Familie lässt grüßen

Der kanadische Slide-Gitarrist Harry Manx gab zum ersten Mal ein ‚richtiges‘ Konzert. Und zwar im ausverkauften Sendesaal von Radio Bremen

Seine Biografie liest sich ein bisschen wie die Mär von der Kelly Family. Aber nur ein bisschen. Denn Frau Manx und Sohn Hector sitzen, wie Harry Manx auf Publikumszuruf mitteilt, brav zu Haus in Kanada. Daraus lässt sich kaum ein Popmythos stricken. Bei den Kellys auch nicht wirklich. Die Verbindung besteht eher darin, dass Manx jahrelang als Straßenmusiker durch die Welt getingelt ist. Für „Sparkasse in Concert“ gab er Montagabend sein erstes richtiges Konzert hierzulande – mit Gästen, Ansage und Liveübertragung im Radio. Und das sei ihm gegönnt.

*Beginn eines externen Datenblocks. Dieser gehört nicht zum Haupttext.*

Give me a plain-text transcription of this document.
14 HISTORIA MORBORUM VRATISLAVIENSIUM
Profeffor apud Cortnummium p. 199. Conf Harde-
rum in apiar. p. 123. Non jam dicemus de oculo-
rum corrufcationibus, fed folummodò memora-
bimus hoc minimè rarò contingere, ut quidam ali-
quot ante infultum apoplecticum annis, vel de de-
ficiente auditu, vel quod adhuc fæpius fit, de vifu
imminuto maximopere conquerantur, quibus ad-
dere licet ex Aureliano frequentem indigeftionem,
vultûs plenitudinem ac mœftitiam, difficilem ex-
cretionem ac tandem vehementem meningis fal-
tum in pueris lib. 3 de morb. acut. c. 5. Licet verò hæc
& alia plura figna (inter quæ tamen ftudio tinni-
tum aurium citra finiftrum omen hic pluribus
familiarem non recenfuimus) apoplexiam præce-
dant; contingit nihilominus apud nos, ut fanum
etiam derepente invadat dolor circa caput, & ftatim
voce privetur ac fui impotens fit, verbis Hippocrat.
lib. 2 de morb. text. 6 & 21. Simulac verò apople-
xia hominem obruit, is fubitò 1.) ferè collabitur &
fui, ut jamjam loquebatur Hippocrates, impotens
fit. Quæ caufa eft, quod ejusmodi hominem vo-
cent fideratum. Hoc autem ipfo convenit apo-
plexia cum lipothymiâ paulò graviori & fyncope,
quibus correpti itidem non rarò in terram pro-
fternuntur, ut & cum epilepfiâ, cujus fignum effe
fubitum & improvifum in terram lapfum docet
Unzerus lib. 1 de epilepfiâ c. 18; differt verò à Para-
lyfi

Aufgewachsen ist Manx auf der Isle of Man – nicht eben ein klassisches Anbaugebiet für Blues – und siedelte dann nach Kanada über. Anschließend lebte Manx in Europa, Japan und Brasilien. In Indien studierte er klassische indische Musik wie den Raga und lernte und spielte mit der Slide-Legende Vishwa Mohan Bhatt. Vielleicht war deshalb der Sendesaal restlos ausverkauft – begehrter wären höchstens noch Rhythmen aus Cuba gewesen.

Angenehm an Manx‘ Musik ist, dass aus der Verbindung verschiedener musikalischer Einflüsse kein Multikulti-Programm wird. Endlich mal kein Geklöter nach dem Motto: Dass Menschen jederzeit und in jedem Winkel der Erde auf irgendwas rumgeklöppelt haben, kann prima ein universalistisches Konzept ersetzen. Manx ist auch kein Theoretiker. Er gibt sich wohltuend unaffektiert, erzählt Geschichten und Anekdoten. Und vor allem spielt er – zweieinhalb Stunden lang.

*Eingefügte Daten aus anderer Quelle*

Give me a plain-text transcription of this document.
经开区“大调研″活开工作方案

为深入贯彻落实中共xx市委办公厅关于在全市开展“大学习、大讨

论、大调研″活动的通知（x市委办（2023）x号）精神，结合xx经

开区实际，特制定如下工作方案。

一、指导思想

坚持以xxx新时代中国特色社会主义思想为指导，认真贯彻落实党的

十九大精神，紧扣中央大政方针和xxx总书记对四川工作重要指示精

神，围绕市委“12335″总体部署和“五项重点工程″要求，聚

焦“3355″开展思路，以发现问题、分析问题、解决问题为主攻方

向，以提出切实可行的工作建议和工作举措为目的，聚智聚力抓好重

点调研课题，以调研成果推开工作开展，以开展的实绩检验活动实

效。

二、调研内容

Auch wenn das eine oder andere Raga-Intro nicht wirklich sinnfällig ist, besticht Manx ein ums andere mal als Sänger und auch als Songwriter. Selbst der Rezensent, unter normalen Umständen weder dem Blues noch der indischen Musik sonderlich zugeneigt, war an diesem Abend reichlich verblüfft.

Es mag der Rückbezug auf country-spezifische Melodieführung gewesen sein, oder auch die unprätentiöse Art, in einem Solokonzert so zu spielen, als stünden mindestens Bass, Lap-Slide- und Rhythmusgitarre auf der Bühne, oder auch, dass es zur Vervollständigung des Sommerabendsubstituts in der Pause Bier aus Dosen gab: Die Stimmung derer, die am späten Montagabend zum Sendesaal gekommen waren, war einfach sommerlich und ganz entspannt.

Immer wieder brach Manx klassische Blues-Schemata auf. Etwa wenn sich die jaulenden Melodiebögen und der Slide der Singstimme über mehrere Takte angleichen. Nah dran ist Manx auch dann, wenn er die glasklare Abstimmung der Anlage mit seinem LoFi-Stil konfrontiert. Da schnarren und Klatschen die Saiten. Ob auf sechs-saitigem Banjo oder mit der vielsaitigen, nach seinem indischen Verbündeten benannten Mohan Veena: Es gelingt dem Briten, den roten Faden des Abends – welcher das auch immer gewesen sein mag – nie aus den Augen zu verlieren.

Neben Covern von „Foxy Lady“ oder auch B.B. King und Muddy Waters spielte Manx fast das gesamte Programm seiner beiden Platten „Dog My Cat“ und „Wise or Otherwise“. Schräg – und doch selbstverständlich. Nur hätte man Manx vorher warnen sollen. Und versuchen zu erklären, dass Menschen hierzulande durchaus in der Lage sind, minutenlang am Takt vorbei mitzuklatschen. Aber was soll‘s.